The middle isn’t dead, but it demands more than it used to. The Heinz Dipper, a french fries box with a pull-out compartment that can hold your favorite condiment, is a small example of how to do it. Genuine innovation that gives a fast-food outlet a real reason to stock Heinz over a cheaper white-label alternative and charge the consumer accordingly. Bravo Heinz. Someone pass the fries.

The only way out is to be clear on the value you are putting in

Pricing is largely being dictated by external forces: commodity costs, labor, logistics, and regulatory pressure. With all of them trending up, brands need to justify their value when the inevitable price rise comes.

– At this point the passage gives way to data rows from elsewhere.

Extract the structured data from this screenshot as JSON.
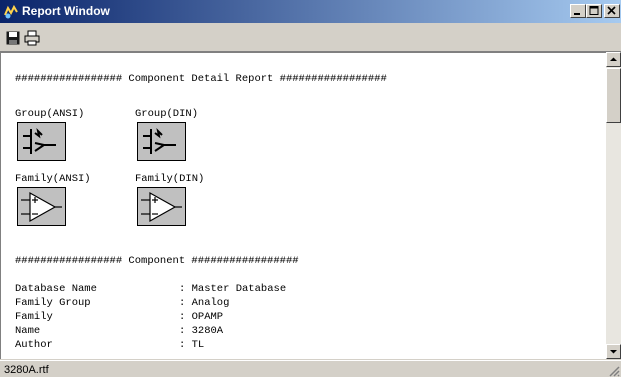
{
  "window": {
    "title": "Report Window"
  },
  "toolbar": {
    "save_icon": "save-disk-icon",
    "print_icon": "printer-icon"
  },
  "report": {
    "header1": "################# Component Detail Report #################",
    "symbols": [
      {
        "label": "Group(ANSI)",
        "icon": "group-ansi-symbol"
      },
      {
        "label": "Group(DIN)",
        "icon": "group-din-symbol"
      },
      {
        "label": "Family(ANSI)",
        "icon": "family-ansi-symbol"
      },
      {
        "label": "Family(DIN)",
        "icon": "family-din-symbol"
      }
    ],
    "header2": "################# Component #################",
    "fields": [
      {
        "name": "Database Name",
        "value": ": Master Database"
      },
      {
        "name": "Family Group",
        "value": ": Analog"
      },
      {
        "name": "Family",
        "value": ": OPAMP"
      },
      {
        "name": "Name",
        "value": ": 3280A"
      },
      {
        "name": "Author",
        "value": ": TL"
      }
    ]
  },
  "status": {
    "text": "3280A.rtf"
  }
}
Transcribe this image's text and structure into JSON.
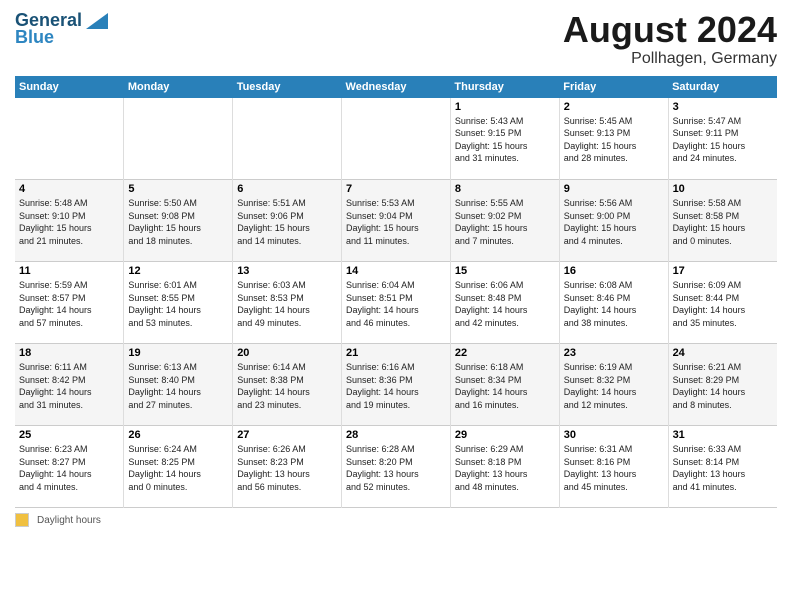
{
  "logo": {
    "line1": "General",
    "line2": "Blue"
  },
  "title": "August 2024",
  "location": "Pollhagen, Germany",
  "days_of_week": [
    "Sunday",
    "Monday",
    "Tuesday",
    "Wednesday",
    "Thursday",
    "Friday",
    "Saturday"
  ],
  "weeks": [
    [
      {
        "num": "",
        "info": ""
      },
      {
        "num": "",
        "info": ""
      },
      {
        "num": "",
        "info": ""
      },
      {
        "num": "",
        "info": ""
      },
      {
        "num": "1",
        "info": "Sunrise: 5:43 AM\nSunset: 9:15 PM\nDaylight: 15 hours\nand 31 minutes."
      },
      {
        "num": "2",
        "info": "Sunrise: 5:45 AM\nSunset: 9:13 PM\nDaylight: 15 hours\nand 28 minutes."
      },
      {
        "num": "3",
        "info": "Sunrise: 5:47 AM\nSunset: 9:11 PM\nDaylight: 15 hours\nand 24 minutes."
      }
    ],
    [
      {
        "num": "4",
        "info": "Sunrise: 5:48 AM\nSunset: 9:10 PM\nDaylight: 15 hours\nand 21 minutes."
      },
      {
        "num": "5",
        "info": "Sunrise: 5:50 AM\nSunset: 9:08 PM\nDaylight: 15 hours\nand 18 minutes."
      },
      {
        "num": "6",
        "info": "Sunrise: 5:51 AM\nSunset: 9:06 PM\nDaylight: 15 hours\nand 14 minutes."
      },
      {
        "num": "7",
        "info": "Sunrise: 5:53 AM\nSunset: 9:04 PM\nDaylight: 15 hours\nand 11 minutes."
      },
      {
        "num": "8",
        "info": "Sunrise: 5:55 AM\nSunset: 9:02 PM\nDaylight: 15 hours\nand 7 minutes."
      },
      {
        "num": "9",
        "info": "Sunrise: 5:56 AM\nSunset: 9:00 PM\nDaylight: 15 hours\nand 4 minutes."
      },
      {
        "num": "10",
        "info": "Sunrise: 5:58 AM\nSunset: 8:58 PM\nDaylight: 15 hours\nand 0 minutes."
      }
    ],
    [
      {
        "num": "11",
        "info": "Sunrise: 5:59 AM\nSunset: 8:57 PM\nDaylight: 14 hours\nand 57 minutes."
      },
      {
        "num": "12",
        "info": "Sunrise: 6:01 AM\nSunset: 8:55 PM\nDaylight: 14 hours\nand 53 minutes."
      },
      {
        "num": "13",
        "info": "Sunrise: 6:03 AM\nSunset: 8:53 PM\nDaylight: 14 hours\nand 49 minutes."
      },
      {
        "num": "14",
        "info": "Sunrise: 6:04 AM\nSunset: 8:51 PM\nDaylight: 14 hours\nand 46 minutes."
      },
      {
        "num": "15",
        "info": "Sunrise: 6:06 AM\nSunset: 8:48 PM\nDaylight: 14 hours\nand 42 minutes."
      },
      {
        "num": "16",
        "info": "Sunrise: 6:08 AM\nSunset: 8:46 PM\nDaylight: 14 hours\nand 38 minutes."
      },
      {
        "num": "17",
        "info": "Sunrise: 6:09 AM\nSunset: 8:44 PM\nDaylight: 14 hours\nand 35 minutes."
      }
    ],
    [
      {
        "num": "18",
        "info": "Sunrise: 6:11 AM\nSunset: 8:42 PM\nDaylight: 14 hours\nand 31 minutes."
      },
      {
        "num": "19",
        "info": "Sunrise: 6:13 AM\nSunset: 8:40 PM\nDaylight: 14 hours\nand 27 minutes."
      },
      {
        "num": "20",
        "info": "Sunrise: 6:14 AM\nSunset: 8:38 PM\nDaylight: 14 hours\nand 23 minutes."
      },
      {
        "num": "21",
        "info": "Sunrise: 6:16 AM\nSunset: 8:36 PM\nDaylight: 14 hours\nand 19 minutes."
      },
      {
        "num": "22",
        "info": "Sunrise: 6:18 AM\nSunset: 8:34 PM\nDaylight: 14 hours\nand 16 minutes."
      },
      {
        "num": "23",
        "info": "Sunrise: 6:19 AM\nSunset: 8:32 PM\nDaylight: 14 hours\nand 12 minutes."
      },
      {
        "num": "24",
        "info": "Sunrise: 6:21 AM\nSunset: 8:29 PM\nDaylight: 14 hours\nand 8 minutes."
      }
    ],
    [
      {
        "num": "25",
        "info": "Sunrise: 6:23 AM\nSunset: 8:27 PM\nDaylight: 14 hours\nand 4 minutes."
      },
      {
        "num": "26",
        "info": "Sunrise: 6:24 AM\nSunset: 8:25 PM\nDaylight: 14 hours\nand 0 minutes."
      },
      {
        "num": "27",
        "info": "Sunrise: 6:26 AM\nSunset: 8:23 PM\nDaylight: 13 hours\nand 56 minutes."
      },
      {
        "num": "28",
        "info": "Sunrise: 6:28 AM\nSunset: 8:20 PM\nDaylight: 13 hours\nand 52 minutes."
      },
      {
        "num": "29",
        "info": "Sunrise: 6:29 AM\nSunset: 8:18 PM\nDaylight: 13 hours\nand 48 minutes."
      },
      {
        "num": "30",
        "info": "Sunrise: 6:31 AM\nSunset: 8:16 PM\nDaylight: 13 hours\nand 45 minutes."
      },
      {
        "num": "31",
        "info": "Sunrise: 6:33 AM\nSunset: 8:14 PM\nDaylight: 13 hours\nand 41 minutes."
      }
    ]
  ],
  "footer": {
    "legend_label": "Daylight hours"
  }
}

Strip back to value and own the efficiency play with conviction. Build a premium and make every element of the proposition – product, packaging, distribution, brand – carry its weight. Or stay in the mainstream and innovate hard enough to make consumers feel the difference. What doesn't work is drifting. Charging premium prices while delivering commodity quality. Claiming to be a brand while competing on price. Promising innovation while delivering parity.

The brands that figure out their value value (whichever lane they choose) clearly, consistently, and credibly will be the ones commanding the greatest shelf presence when the dust settles.